On 1/20/2016 9:33 PM, Phillip Hallam-Baker wrote:
I was going to let this lie like Stephen suggested. But I think we
might actually have a basis for agreement here.

Reading your response here, it is clear that you misunderstand what
the implications of merging the registries is. No, there was no
proposal to require every protocol that uses .well-known to make use
of SRV signaling or vice versa.

That is a very strong rationale for NOT merging the two registries.

We merged the port service names and SRV registries because they both
define protocols that run over IETF transport layers, i.e., TCP, UDP,
SCTP, and DCCP.

There is in fact no separate registry for SRV. When a protocol uses
SRV signaling it uses a code point from the registry whose full name
is "Service Name and Transport Protocol Port Number Registry". 

These were separate until merged by the action of RFC 6335.

But
only a minority of protocols make use of SRV signaling. 

Any of the entries can be used in an SRV record. Only a very small
number use additional TXT records for additional context for signalling.

There is an
entry for 'DNS' in that registry for a start. While SRV discovery of
DNS resolvers might well make sense to some people, it is not
something to be attempted without an RFC covering that exact usage.

See RFC 6762.

All that the use of the "Service Name and Transport Protocol Port
Number Registry" for SRV means is that IF the protocol uses SRV THEN
those are the identifiers to be used. And that is all I have proposed
for .well-known so far.

But these are completely different things.
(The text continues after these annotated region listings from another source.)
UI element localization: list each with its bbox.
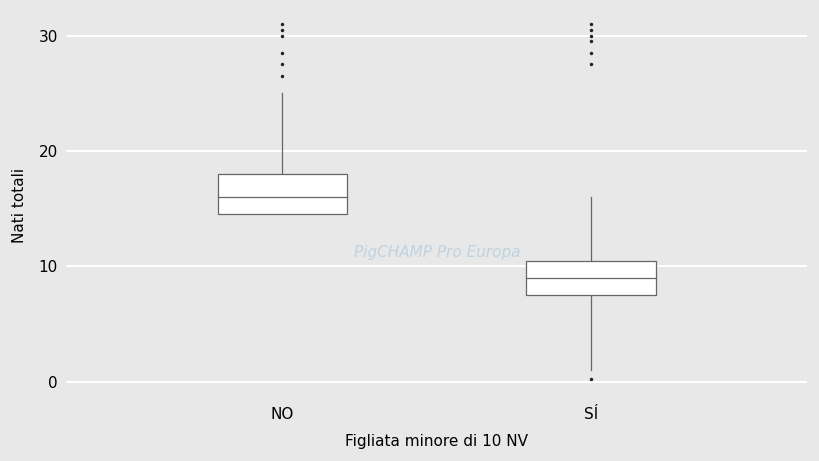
X-axis label: Figliata minore di 10 NV: Figliata minore di 10 NV — [345, 433, 527, 449]
Bar — [217, 174, 347, 214]
Bar — [526, 260, 655, 295]
Text: PigCHAMP Pro Europa: PigCHAMP Pro Europa — [353, 245, 519, 260]
Y-axis label: Nati totali: Nati totali — [12, 168, 28, 243]
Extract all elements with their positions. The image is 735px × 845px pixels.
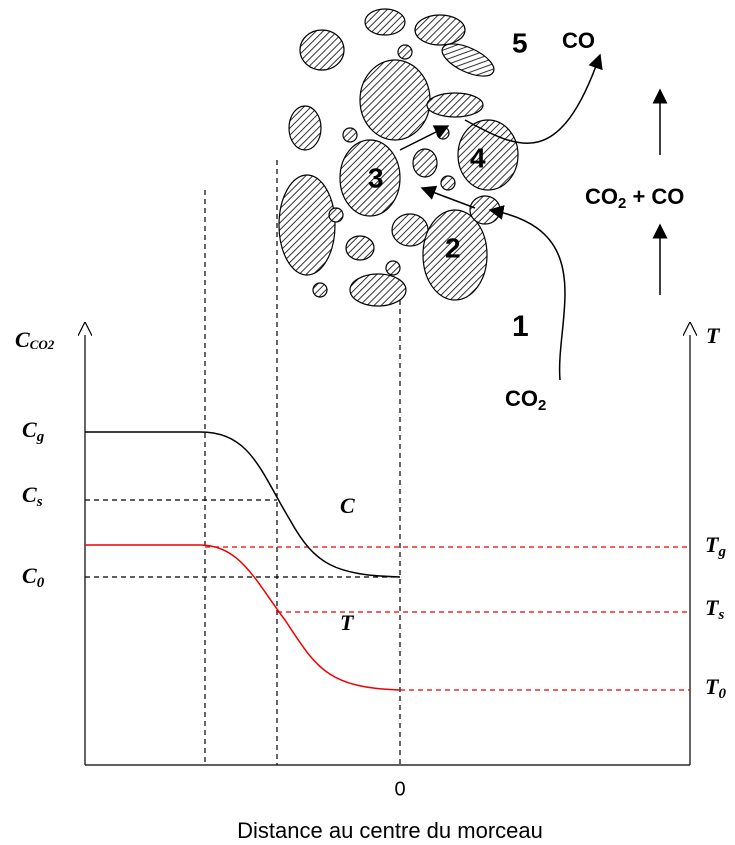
label: CCO2: [15, 327, 55, 352]
x-title: Distance au centre du morceau: [237, 818, 543, 843]
label: CO2 + CO: [585, 184, 684, 212]
axes: [85, 335, 690, 766]
label: CO: [562, 28, 595, 53]
label: 1: [512, 310, 529, 343]
label: 3: [368, 162, 384, 193]
label: Cg: [22, 417, 45, 445]
label: T: [340, 610, 355, 635]
label: C: [340, 493, 355, 518]
label: 4: [470, 142, 486, 173]
label: T0: [705, 674, 726, 702]
t-curve: [85, 544, 401, 691]
axis-labels: CCO2 T Cg Cs C0 Tg Ts T0 C T: [15, 323, 726, 702]
label: Tg: [705, 532, 726, 560]
flow-arrows: [399, 53, 668, 381]
label: 2: [445, 232, 461, 263]
label: 5: [512, 27, 528, 58]
x-zero: 0: [394, 778, 405, 800]
label: Cs: [22, 482, 43, 510]
guide-lines: [85, 160, 690, 765]
label: CO2: [505, 386, 546, 414]
c-curve: [85, 431, 401, 578]
label: T: [706, 323, 721, 348]
particles: [278, 8, 519, 307]
label: Ts: [705, 595, 724, 623]
labels: 5 CO CO2 + CO 1 2 3 4 CO2: [368, 27, 684, 414]
label: C0: [22, 563, 45, 591]
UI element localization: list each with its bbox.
SRV-specific and
non-SRV-specific service names run over IETF transport protocols.
.well-known runs over HTTP/HTTPS.

Nor is that use of the registry limited to SRV. People have been
looking at using the same identifiers for a variation on DANE and
other proposals for making use of DNSSEC for security policy.

Whether you want to make use of _dnt._tcp SRV records in your protocol
or not, you probably don't want someone else registering that
identifier in the "Service Name and Transport Protocol Port Number
Registry" for a completely different purpose.

This is the crux of the issue, and I cannot see why it matters. These
are completely different service layers.

Even if you don't want
any of the current mechanisms based on putting a service prefix in the
DNS, how can you be so certain that there is no possibility of such a
need?

If the two can't be used in the same protocols or index mechanisms,
there's no reason that the two need to be merged.